1994 American TV Movie

Trick of the Eye (later known as Primal Secrets) is a 1994 American made-for-television psychological thriller film starring Ellen Burstyn and Meg Tilly. Directed by Ed Kaplan, it is based on the 1992 novel of the same name by Jane Stanton Hitchcock. The film originally premiered on CBS as a presentation of CBS Sunday Afternoon Showcase on October 23, 1994. The movie currently is on streaming platforms as Primal Secrets. This title was also used for the DVD release in 2010.

== Plot ==
Faith Crowell (Meg Tilly) is a struggling bohemian artist who is commissioned to paint a mural for wealthy, reclusive socialite widow Frances Griffin (Ellen Burstyn). Frances wants Faith to paint murals all over the ornate walls of the abandoned ballroom of her ostentatious 211-acre estate. The theme of the mural is to be the grand entrance of Frances' daughter Cassandra at her debutante ball, which also happens to be the night Cassandra mysteriously died.

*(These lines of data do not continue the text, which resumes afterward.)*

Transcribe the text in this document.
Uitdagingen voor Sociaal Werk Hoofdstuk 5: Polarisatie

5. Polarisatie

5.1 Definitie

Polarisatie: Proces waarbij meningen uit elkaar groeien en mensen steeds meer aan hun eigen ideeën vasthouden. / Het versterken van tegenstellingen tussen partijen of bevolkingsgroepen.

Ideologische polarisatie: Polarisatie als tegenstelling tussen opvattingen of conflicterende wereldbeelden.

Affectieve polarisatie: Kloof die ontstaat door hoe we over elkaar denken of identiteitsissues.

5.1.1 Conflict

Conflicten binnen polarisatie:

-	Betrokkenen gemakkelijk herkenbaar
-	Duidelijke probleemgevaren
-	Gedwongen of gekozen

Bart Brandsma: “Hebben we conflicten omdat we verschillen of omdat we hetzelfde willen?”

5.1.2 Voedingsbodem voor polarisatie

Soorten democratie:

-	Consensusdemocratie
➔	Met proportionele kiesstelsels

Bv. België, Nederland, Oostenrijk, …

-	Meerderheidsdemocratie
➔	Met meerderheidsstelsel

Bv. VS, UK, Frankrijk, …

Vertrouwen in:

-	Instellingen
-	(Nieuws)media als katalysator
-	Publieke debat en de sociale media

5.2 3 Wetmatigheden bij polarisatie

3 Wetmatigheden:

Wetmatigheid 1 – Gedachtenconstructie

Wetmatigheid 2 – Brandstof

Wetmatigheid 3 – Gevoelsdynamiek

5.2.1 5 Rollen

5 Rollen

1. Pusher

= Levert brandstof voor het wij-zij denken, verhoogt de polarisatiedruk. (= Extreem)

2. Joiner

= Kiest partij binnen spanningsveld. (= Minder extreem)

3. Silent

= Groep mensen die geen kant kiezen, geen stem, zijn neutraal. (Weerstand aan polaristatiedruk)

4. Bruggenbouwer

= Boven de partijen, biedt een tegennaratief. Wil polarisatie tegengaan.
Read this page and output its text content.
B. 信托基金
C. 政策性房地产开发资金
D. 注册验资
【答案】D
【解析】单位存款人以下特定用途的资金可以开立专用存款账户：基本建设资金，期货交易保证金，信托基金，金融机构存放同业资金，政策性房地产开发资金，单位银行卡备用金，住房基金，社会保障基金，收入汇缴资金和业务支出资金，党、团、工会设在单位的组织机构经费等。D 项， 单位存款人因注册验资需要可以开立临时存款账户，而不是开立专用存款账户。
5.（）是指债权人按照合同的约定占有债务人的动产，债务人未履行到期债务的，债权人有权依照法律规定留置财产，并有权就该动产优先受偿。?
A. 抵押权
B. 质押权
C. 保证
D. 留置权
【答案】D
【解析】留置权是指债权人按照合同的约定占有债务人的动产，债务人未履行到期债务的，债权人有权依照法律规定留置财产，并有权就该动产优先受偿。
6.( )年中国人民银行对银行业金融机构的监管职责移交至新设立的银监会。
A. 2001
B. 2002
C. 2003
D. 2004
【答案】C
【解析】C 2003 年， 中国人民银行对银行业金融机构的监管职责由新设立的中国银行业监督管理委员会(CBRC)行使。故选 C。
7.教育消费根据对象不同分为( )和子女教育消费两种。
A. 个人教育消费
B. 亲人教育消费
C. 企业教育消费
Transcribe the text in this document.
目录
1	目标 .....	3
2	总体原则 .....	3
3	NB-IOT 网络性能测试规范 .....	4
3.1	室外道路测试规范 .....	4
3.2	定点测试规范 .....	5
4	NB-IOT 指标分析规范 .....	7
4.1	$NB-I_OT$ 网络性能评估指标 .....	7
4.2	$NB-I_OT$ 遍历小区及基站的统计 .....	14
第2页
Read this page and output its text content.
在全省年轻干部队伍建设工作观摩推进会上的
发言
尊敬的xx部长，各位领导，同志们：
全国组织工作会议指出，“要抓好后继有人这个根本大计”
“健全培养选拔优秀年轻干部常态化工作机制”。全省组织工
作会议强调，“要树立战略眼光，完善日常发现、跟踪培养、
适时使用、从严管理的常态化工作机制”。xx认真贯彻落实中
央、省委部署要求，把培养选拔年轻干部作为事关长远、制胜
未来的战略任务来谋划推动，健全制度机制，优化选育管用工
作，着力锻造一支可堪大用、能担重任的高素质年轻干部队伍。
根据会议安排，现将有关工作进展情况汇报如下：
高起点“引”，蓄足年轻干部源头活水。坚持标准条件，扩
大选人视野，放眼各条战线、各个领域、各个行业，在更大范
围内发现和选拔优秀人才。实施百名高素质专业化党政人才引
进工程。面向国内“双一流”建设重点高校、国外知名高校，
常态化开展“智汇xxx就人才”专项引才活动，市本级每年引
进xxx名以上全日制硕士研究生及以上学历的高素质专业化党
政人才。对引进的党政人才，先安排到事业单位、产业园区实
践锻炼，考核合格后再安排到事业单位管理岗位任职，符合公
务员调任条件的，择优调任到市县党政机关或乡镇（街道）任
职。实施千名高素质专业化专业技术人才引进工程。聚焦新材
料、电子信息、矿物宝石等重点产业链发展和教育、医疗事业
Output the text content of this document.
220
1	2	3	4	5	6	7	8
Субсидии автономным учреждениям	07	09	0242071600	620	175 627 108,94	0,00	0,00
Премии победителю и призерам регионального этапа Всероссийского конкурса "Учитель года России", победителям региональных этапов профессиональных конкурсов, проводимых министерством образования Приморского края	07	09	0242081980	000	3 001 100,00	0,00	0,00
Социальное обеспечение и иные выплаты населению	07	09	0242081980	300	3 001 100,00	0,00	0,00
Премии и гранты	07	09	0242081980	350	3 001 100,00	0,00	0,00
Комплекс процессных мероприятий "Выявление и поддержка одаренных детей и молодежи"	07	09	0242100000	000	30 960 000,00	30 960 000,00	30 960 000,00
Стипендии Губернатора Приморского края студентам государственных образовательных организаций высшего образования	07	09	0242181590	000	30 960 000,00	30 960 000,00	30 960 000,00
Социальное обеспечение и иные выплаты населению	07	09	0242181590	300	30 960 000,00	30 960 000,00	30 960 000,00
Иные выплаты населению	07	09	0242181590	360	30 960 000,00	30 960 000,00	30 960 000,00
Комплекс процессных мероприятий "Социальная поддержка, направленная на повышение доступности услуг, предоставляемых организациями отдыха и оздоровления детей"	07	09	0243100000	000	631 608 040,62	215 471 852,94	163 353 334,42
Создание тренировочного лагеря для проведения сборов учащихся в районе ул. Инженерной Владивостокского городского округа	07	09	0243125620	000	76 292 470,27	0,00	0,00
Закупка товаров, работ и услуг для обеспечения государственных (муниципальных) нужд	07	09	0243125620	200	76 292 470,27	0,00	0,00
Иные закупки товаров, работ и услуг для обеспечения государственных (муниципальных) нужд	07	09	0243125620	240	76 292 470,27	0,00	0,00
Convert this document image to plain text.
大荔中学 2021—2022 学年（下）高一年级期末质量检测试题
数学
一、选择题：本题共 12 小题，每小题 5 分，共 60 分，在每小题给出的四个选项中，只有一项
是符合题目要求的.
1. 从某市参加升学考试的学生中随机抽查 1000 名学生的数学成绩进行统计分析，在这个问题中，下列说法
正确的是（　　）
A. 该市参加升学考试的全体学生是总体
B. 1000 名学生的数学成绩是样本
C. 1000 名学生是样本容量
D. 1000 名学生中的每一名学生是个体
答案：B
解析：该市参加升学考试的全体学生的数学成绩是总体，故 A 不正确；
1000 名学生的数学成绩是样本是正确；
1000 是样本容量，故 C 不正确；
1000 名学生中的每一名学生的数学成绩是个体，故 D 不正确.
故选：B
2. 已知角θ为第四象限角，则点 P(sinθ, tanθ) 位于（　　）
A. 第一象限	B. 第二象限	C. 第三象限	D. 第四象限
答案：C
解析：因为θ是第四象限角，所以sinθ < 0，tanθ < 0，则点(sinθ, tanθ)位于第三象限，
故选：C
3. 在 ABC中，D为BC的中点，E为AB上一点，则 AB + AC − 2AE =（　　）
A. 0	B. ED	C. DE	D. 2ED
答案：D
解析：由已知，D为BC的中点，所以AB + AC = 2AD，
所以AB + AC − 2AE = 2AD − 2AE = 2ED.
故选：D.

Faith soon begins receiving expensive gifts from Frances, which she enjoys but doesn't understand why. Before long, Faith starts picking up on several uncanny resemblances between herself and the dead Cassandra. Eventually, she is invited to live in Frances's mansion until the mural is complete, and she discovers a painting of Cassandra and sees the haunting resemblance.

==Cast==
- Ellen Burstyn as Frances Griffin
- Meg Tilly as Faith Crowell
- Barnard Hughes as Harry Pitt
- Paxton Whitehead as Deane
- Alastair Duncan as Simon
- Romy Rosemont as Cathy Newman

==Production==
Trick of the Eye was shot from August 8 to August 31, 1994, at Huntington Library in Pasadena, California.

==Home video releases==
In July 1995, the film was released under the alternative title Primal Secrets on VHS and LaserDisc by Hallmark Home Entertainment and Image Entertainment.

On January 25, 2010, it was released as Primal Secrets on DVD by Echo Bridge Home Entertainment.